A denúncia do MPF foi recebida pela Justiça em 13/01/2006. Até o momento, passados mais de 12 anos do recebimento da denúncia, em que os acusados se tornaram réus em processo penal, não há sentença condenatória publicada.

O MPF afirma que “lamentavelmente, a prescrição se impõe como uma realidade. Enorme é a frustração em ter de reconhecer isso. Afinal, esta ação penal tramitou por 12 longos anos sem que chegasse a uma decisão final de exame das questões de fato. A sensação é de que todo o esforço do Ministério Público Federal e da Polícia Federal nesse caso foi em vão, já que tudo desaguou e acabará em prescrição”.

Conforme relatado na época, empresas sonegavam tributos e após dois anos de funcionamento encerravam suas atividades. Elas eram criadas por um escritório de contabilidade. O Ministério Público Federal disse que pelo menos 15 empresas foram criadas para dar suporte ao esquema da Campina Verde.

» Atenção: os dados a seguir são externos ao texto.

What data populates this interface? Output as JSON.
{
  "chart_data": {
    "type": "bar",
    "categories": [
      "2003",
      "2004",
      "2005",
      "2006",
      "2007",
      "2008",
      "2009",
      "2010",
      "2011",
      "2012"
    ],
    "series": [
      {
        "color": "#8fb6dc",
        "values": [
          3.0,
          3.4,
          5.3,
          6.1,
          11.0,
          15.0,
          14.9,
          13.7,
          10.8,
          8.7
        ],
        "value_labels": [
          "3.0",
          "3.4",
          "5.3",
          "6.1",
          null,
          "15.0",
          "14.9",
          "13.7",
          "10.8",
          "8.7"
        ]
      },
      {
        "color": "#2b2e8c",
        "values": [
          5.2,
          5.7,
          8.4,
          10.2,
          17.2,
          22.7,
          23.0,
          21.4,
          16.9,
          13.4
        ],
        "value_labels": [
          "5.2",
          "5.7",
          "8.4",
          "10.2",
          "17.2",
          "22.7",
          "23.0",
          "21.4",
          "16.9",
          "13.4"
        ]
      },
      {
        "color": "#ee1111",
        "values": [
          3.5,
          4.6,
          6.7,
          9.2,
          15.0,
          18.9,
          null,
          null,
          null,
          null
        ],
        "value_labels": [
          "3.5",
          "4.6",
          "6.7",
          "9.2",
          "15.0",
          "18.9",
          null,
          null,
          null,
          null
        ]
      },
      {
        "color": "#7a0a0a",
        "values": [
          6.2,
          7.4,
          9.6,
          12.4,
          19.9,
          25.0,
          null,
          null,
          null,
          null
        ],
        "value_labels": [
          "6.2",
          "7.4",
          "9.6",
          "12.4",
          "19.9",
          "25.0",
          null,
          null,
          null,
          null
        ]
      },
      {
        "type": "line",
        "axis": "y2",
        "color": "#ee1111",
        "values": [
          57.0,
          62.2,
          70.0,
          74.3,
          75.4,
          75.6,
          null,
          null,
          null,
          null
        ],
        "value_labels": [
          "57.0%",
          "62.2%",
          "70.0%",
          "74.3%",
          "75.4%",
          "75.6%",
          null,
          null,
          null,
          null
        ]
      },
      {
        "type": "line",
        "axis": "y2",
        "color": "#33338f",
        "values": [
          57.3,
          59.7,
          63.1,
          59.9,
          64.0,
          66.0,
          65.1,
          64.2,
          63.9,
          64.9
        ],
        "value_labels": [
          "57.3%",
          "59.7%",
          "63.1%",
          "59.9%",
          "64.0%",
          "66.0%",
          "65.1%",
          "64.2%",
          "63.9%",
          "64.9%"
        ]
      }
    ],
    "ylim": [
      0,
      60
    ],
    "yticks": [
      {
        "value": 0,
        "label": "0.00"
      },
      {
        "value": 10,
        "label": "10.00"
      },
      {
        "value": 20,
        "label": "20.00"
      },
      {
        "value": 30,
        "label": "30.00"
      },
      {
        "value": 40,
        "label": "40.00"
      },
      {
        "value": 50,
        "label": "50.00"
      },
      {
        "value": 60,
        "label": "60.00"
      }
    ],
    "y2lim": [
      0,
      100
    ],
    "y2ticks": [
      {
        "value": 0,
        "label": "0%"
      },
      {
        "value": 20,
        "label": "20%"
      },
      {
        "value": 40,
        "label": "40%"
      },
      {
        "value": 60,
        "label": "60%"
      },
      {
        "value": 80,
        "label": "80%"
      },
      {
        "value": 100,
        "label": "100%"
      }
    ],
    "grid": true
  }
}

Apenas em março de 2018 veio à decisão do TRF-3, segundo a qual “a competência para processar e julgar crimes contra o sistema financeiro nacional e crimes de "lavagem" ou ocultação de bens, direitos e valores é exclusiva da 3ª Vara Federal de Campo Grande. Em regra, o magistrado que presidiu a instrução deverá proferir a sentença”. No entanto, já era tarde e os crimes haviam prescrito.